Thomas Young

Born: 1773 in Milverton, Somerset
Died: 1829 in London

 

Thomas Young was born in Milverton, Somerset in 1773 and died in London 1829. His father was a banker and Young was brought up as a Quaker. He was a precocious child, learning to read by the age of two. He attended two boarding schools between 1780 and 1786 where his ability to learn languages became marked. For the next few years he studied privately; his reading included the works of Isaac Newton, Antoine Lavoisier and Joseph Black. In 1793 he entered St Bartholomew's Hospital, London, to study medicine.

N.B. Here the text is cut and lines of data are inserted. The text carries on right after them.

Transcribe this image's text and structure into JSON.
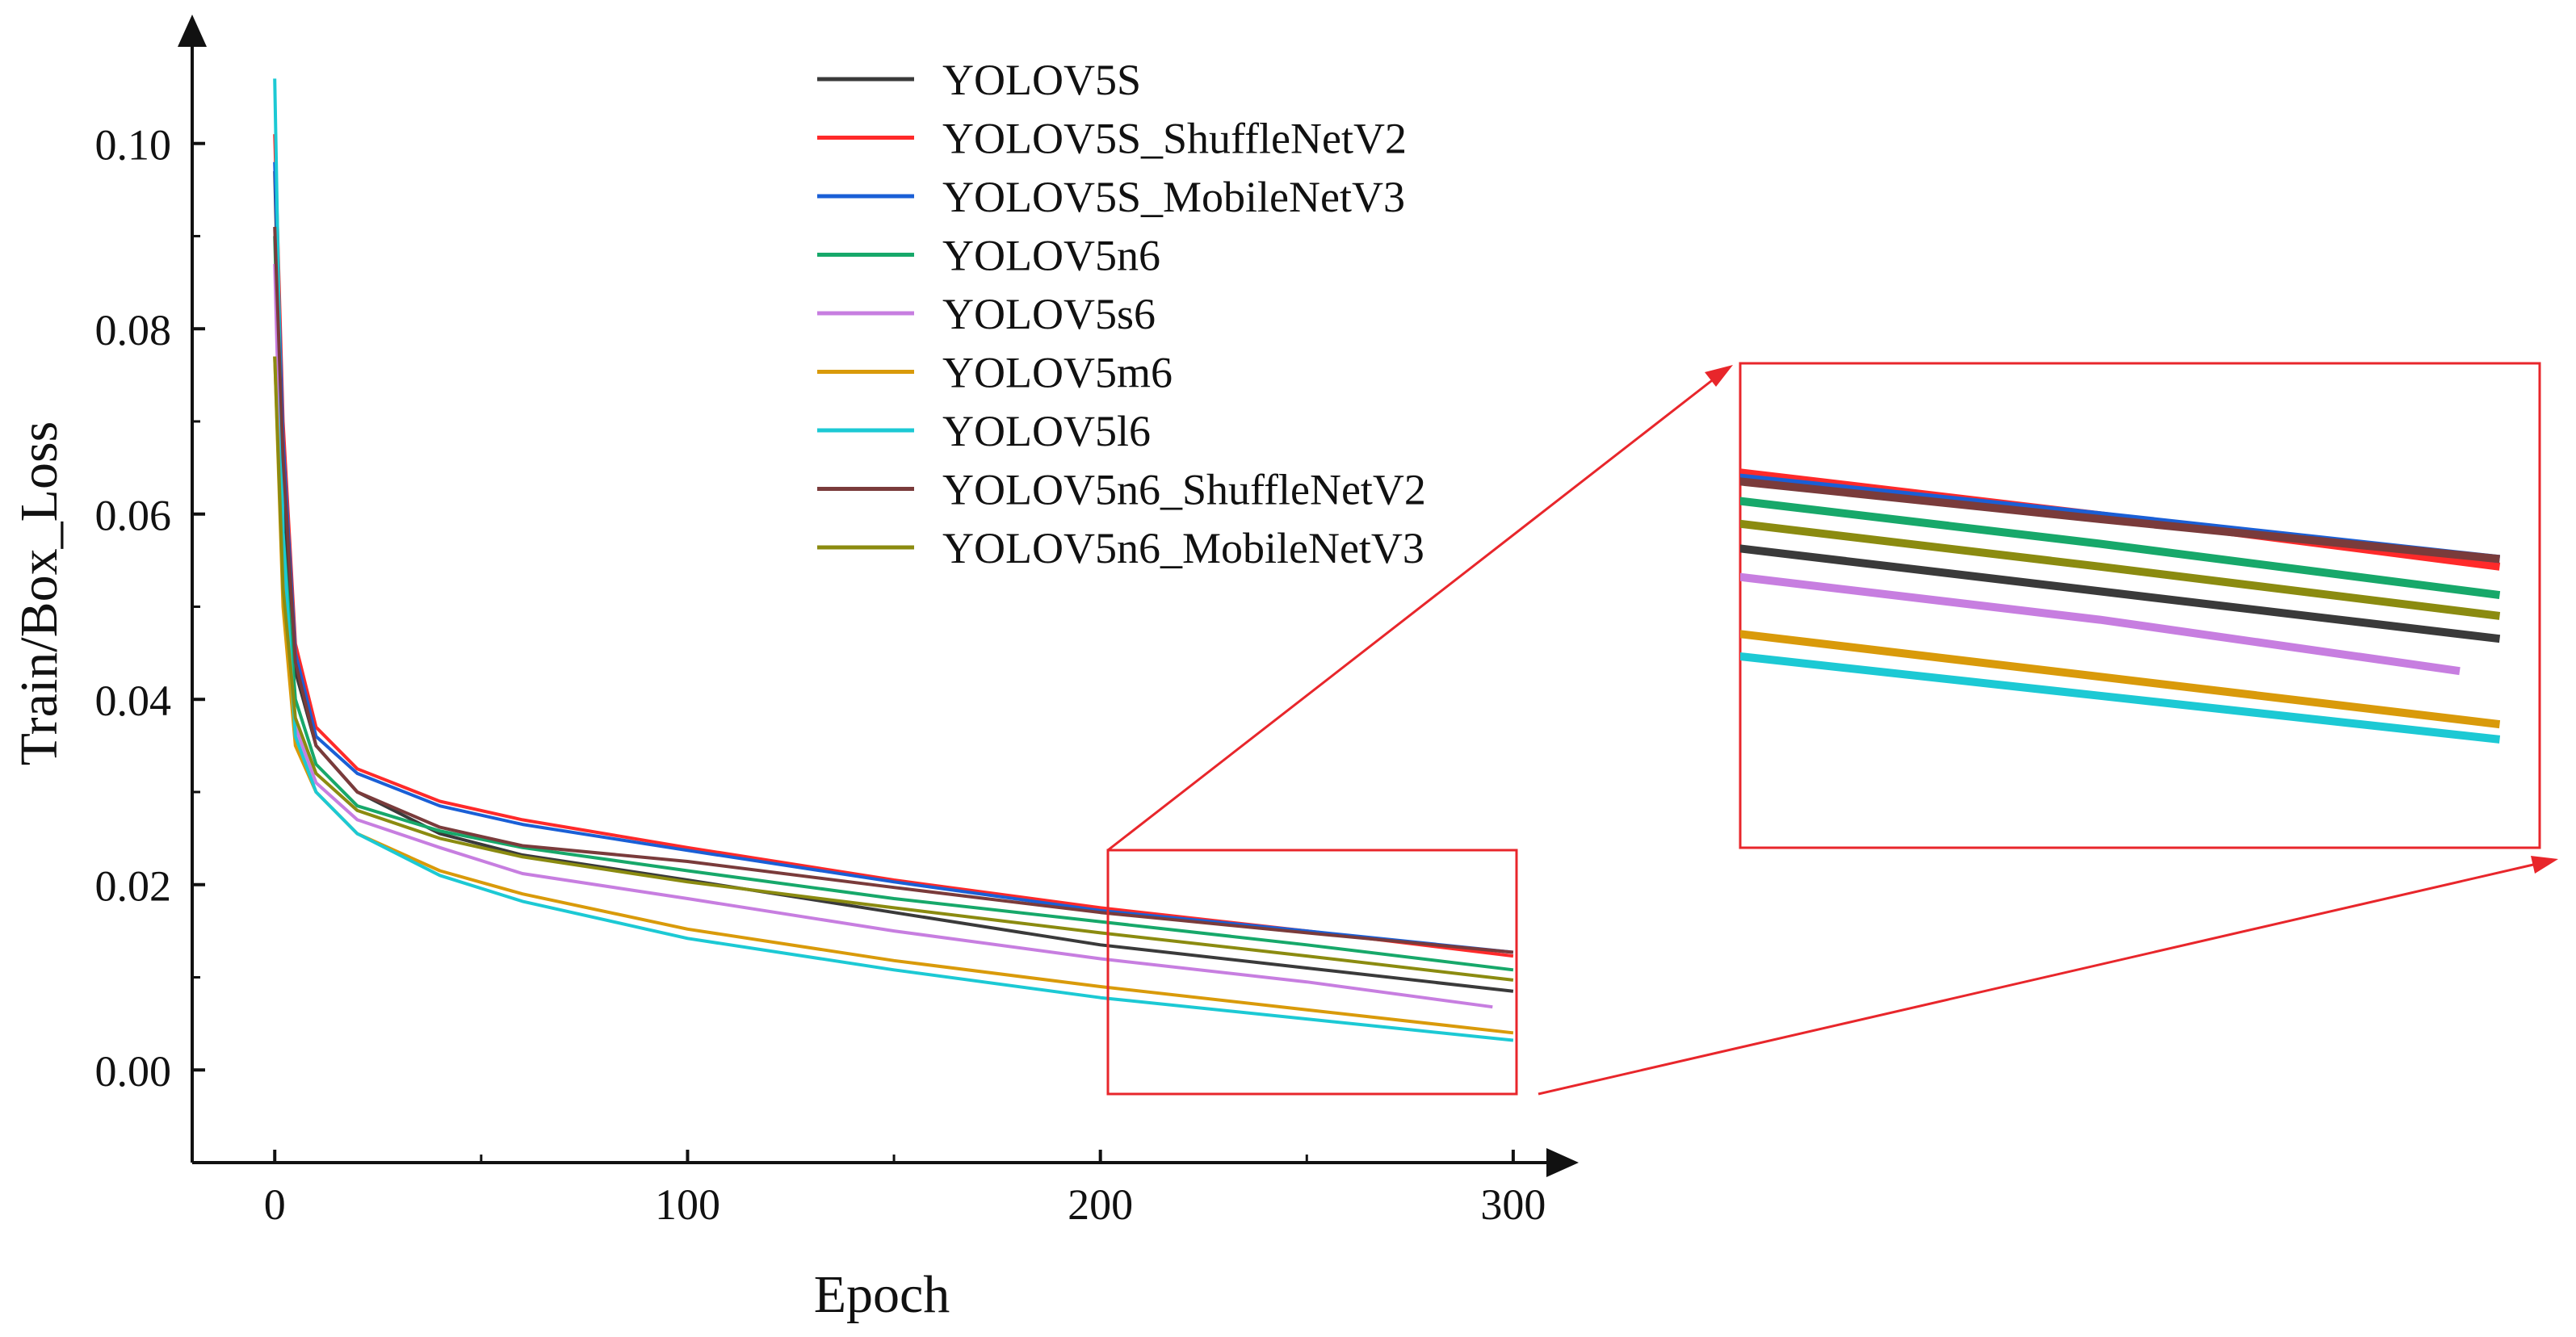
{
  "chart_data": {
    "type": "line",
    "xlabel": "Epoch",
    "ylabel": "Train/Box_Loss",
    "xlim": [
      -20,
      310
    ],
    "ylim": [
      -0.01,
      0.112
    ],
    "xticks": [
      0,
      100,
      200,
      300
    ],
    "xtick_labels": [
      "0",
      "100",
      "200",
      "300"
    ],
    "yticks": [
      0.0,
      0.02,
      0.04,
      0.06,
      0.08,
      0.1
    ],
    "ytick_labels": [
      "0.00",
      "0.02",
      "0.04",
      "0.06",
      "0.08",
      "0.10"
    ],
    "legend_position": "top-center",
    "grid": false,
    "zoom": {
      "x_range": [
        205,
        305
      ],
      "y_range": [
        -0.0025,
        0.023
      ],
      "box_color": "#e8262b"
    },
    "series": [
      {
        "name": "YOLOV5S",
        "color": "#3a3a3a",
        "points": [
          [
            0,
            0.097
          ],
          [
            2,
            0.062
          ],
          [
            5,
            0.043
          ],
          [
            10,
            0.035
          ],
          [
            20,
            0.03
          ],
          [
            40,
            0.0255
          ],
          [
            60,
            0.0232
          ],
          [
            100,
            0.0205
          ],
          [
            150,
            0.017
          ],
          [
            200,
            0.0135
          ],
          [
            250,
            0.011
          ],
          [
            300,
            0.0085
          ]
        ]
      },
      {
        "name": "YOLOV5S_ShuffleNetV2",
        "color": "#ff2a2a",
        "points": [
          [
            0,
            0.101
          ],
          [
            2,
            0.07
          ],
          [
            5,
            0.046
          ],
          [
            10,
            0.037
          ],
          [
            20,
            0.0325
          ],
          [
            40,
            0.029
          ],
          [
            60,
            0.027
          ],
          [
            100,
            0.024
          ],
          [
            150,
            0.0205
          ],
          [
            200,
            0.0175
          ],
          [
            250,
            0.015
          ],
          [
            300,
            0.0123
          ]
        ]
      },
      {
        "name": "YOLOV5S_MobileNetV3",
        "color": "#1a5fd6",
        "points": [
          [
            0,
            0.098
          ],
          [
            2,
            0.068
          ],
          [
            5,
            0.045
          ],
          [
            10,
            0.036
          ],
          [
            20,
            0.032
          ],
          [
            40,
            0.0285
          ],
          [
            60,
            0.0265
          ],
          [
            100,
            0.0237
          ],
          [
            150,
            0.0203
          ],
          [
            200,
            0.0172
          ],
          [
            250,
            0.015
          ],
          [
            300,
            0.0127
          ]
        ]
      },
      {
        "name": "YOLOV5n6",
        "color": "#17a86a",
        "points": [
          [
            0,
            0.09
          ],
          [
            2,
            0.058
          ],
          [
            5,
            0.04
          ],
          [
            10,
            0.033
          ],
          [
            20,
            0.0285
          ],
          [
            40,
            0.0258
          ],
          [
            60,
            0.024
          ],
          [
            100,
            0.0215
          ],
          [
            150,
            0.0185
          ],
          [
            200,
            0.016
          ],
          [
            250,
            0.0135
          ],
          [
            300,
            0.0108
          ]
        ]
      },
      {
        "name": "YOLOV5s6",
        "color": "#c77ee0",
        "points": [
          [
            0,
            0.087
          ],
          [
            2,
            0.054
          ],
          [
            5,
            0.037
          ],
          [
            10,
            0.031
          ],
          [
            20,
            0.027
          ],
          [
            40,
            0.024
          ],
          [
            60,
            0.0212
          ],
          [
            100,
            0.0185
          ],
          [
            150,
            0.015
          ],
          [
            200,
            0.012
          ],
          [
            250,
            0.0095
          ],
          [
            295,
            0.0068
          ]
        ]
      },
      {
        "name": "YOLOV5m6",
        "color": "#d99a0a",
        "points": [
          [
            0,
            0.077
          ],
          [
            2,
            0.05
          ],
          [
            5,
            0.035
          ],
          [
            10,
            0.03
          ],
          [
            20,
            0.0255
          ],
          [
            40,
            0.0215
          ],
          [
            60,
            0.019
          ],
          [
            100,
            0.0152
          ],
          [
            150,
            0.0118
          ],
          [
            200,
            0.009
          ],
          [
            250,
            0.0065
          ],
          [
            300,
            0.004
          ]
        ]
      },
      {
        "name": "YOLOV5l6",
        "color": "#1cc9d4",
        "points": [
          [
            0,
            0.107
          ],
          [
            2,
            0.058
          ],
          [
            5,
            0.036
          ],
          [
            10,
            0.03
          ],
          [
            20,
            0.0255
          ],
          [
            40,
            0.021
          ],
          [
            60,
            0.0182
          ],
          [
            100,
            0.0142
          ],
          [
            150,
            0.0108
          ],
          [
            200,
            0.0078
          ],
          [
            250,
            0.0055
          ],
          [
            300,
            0.0032
          ]
        ]
      },
      {
        "name": "YOLOV5n6_ShuffleNetV2",
        "color": "#7a3b3b",
        "points": [
          [
            0,
            0.091
          ],
          [
            2,
            0.066
          ],
          [
            5,
            0.044
          ],
          [
            10,
            0.035
          ],
          [
            20,
            0.03
          ],
          [
            40,
            0.0262
          ],
          [
            60,
            0.0242
          ],
          [
            100,
            0.0225
          ],
          [
            150,
            0.0197
          ],
          [
            200,
            0.017
          ],
          [
            250,
            0.0148
          ],
          [
            300,
            0.0127
          ]
        ]
      },
      {
        "name": "YOLOV5n6_MobileNetV3",
        "color": "#8b8b10",
        "points": [
          [
            0,
            0.077
          ],
          [
            2,
            0.052
          ],
          [
            5,
            0.038
          ],
          [
            10,
            0.032
          ],
          [
            20,
            0.028
          ],
          [
            40,
            0.025
          ],
          [
            60,
            0.023
          ],
          [
            100,
            0.0203
          ],
          [
            150,
            0.0175
          ],
          [
            200,
            0.0148
          ],
          [
            250,
            0.0123
          ],
          [
            300,
            0.0097
          ]
        ]
      }
    ]
  }
}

He continued this study at Edinburgh (from 1794; it is from this period that he began to distance himself from Quakerism) and Göttingen (from 1795; MD 1796). From 1797 to 1803 he was attached to Emmanuel College Cambridge (MR 1803, MD 1808), where he turned his attention to scientific matters. In 1797 an uncle left him 10,000 pounds and a London house into which he moved in 1800 and in 1804 married Eliza Maxwell. Although he practised medicine and was Professor of Natural Philosophy at the newly founded Royal Institution from 1801 to 1803 he was not particularly successful at either occupation, though the latter did lead to his publishing 'A Course of Lectures on Natural Philosophy and the Mechanical Arts' in two volumes in 1807. In 1811 he became physician to St George's Hospital. Elected a Fellow of the Royal Society in 1794, he served as its Foreign Secretary from 1804 until his death. From 1818 he was Secretary of the Board of Longitude and Superintendent of the Nautical Almanac, a position he retained following the abolition of the Board in 1828. After the abolition he was named one of the Admiralty's scientific advisers.

Though Young did significant work on capillarity and the theory of elasticity, it is for his optical work that he is chiefly remembered. His earliest work was in physiological optics in which he sought from 1791 to explain how the eye functioned. He argued that the lens of an eye changed shape to focus light as necessary. In 1801 he suggested that the retina responded to three 'principle colours' only which combined to form all the other colours. In the later hands of James Clerk Maxwell and Hermann Helmholtz, this view came to be the standard theory of colour sensation.

It was a short step from physiological optics to considering the nature of light. Young's interest in this was reinforced by some work he had done in the mid-1790s on the transmission of sound which he came to believe was analogous to light. In addition Young's natural philosophy demanded a structured aether. In 1800 he brought these ideas together in a paper where he argued for the transmission of light waves through an aether (misleadingly selectively quoting from Newton as partial justifications for his views). Over the next two years Young developed his ideas on the nature of light discovering in the process, in May 1801, the principle of interference of light. He first enunciated this principle in terms of the luminiferous aether, but in the following year he reworked the principle to make it an experimental fact independent of theory. Indeed he showed that the principle alone could be employed to explain a number of optical phenomena. Parallel with this, Young also changed his views on the nature of the aether, so that by 1807 he only required it to exist. Young's inability to sustain over time a consistent view of the nature of light and of the aether, together with some vituperative attacks on his work by Henry Brougham, contributed to little attention being paid to his theoretical work, though the principle of interference was viewed widely as an important discovery. The wave theory of light was not established until the work of Augustin Fresnel in the 1810s. However, the historical work of William Whewell in the 1830s gave an importance to Young's views which they did not warrant; it is only in recent times that Young's work has been properly contextualised.

After his work on optics, Young returned to the study of languages and in particular from 1813 started to attempt to decipher Egyptian hieroglyphics. By the following year he had translated the demotic script of the Rosetta stone. However, he published little at the time due, it would seem, to his official duties. In 1823 he published a comparison of his and J.F. Champollion's work and his Enchorial Egyptian Dictionary was published postumously in 1830. Both were attempts to claim priority over Champollion and, in so far as Young is generally mentioned when the deciphering of hieroglyphics is discussed, he was not wholly unsuccessful.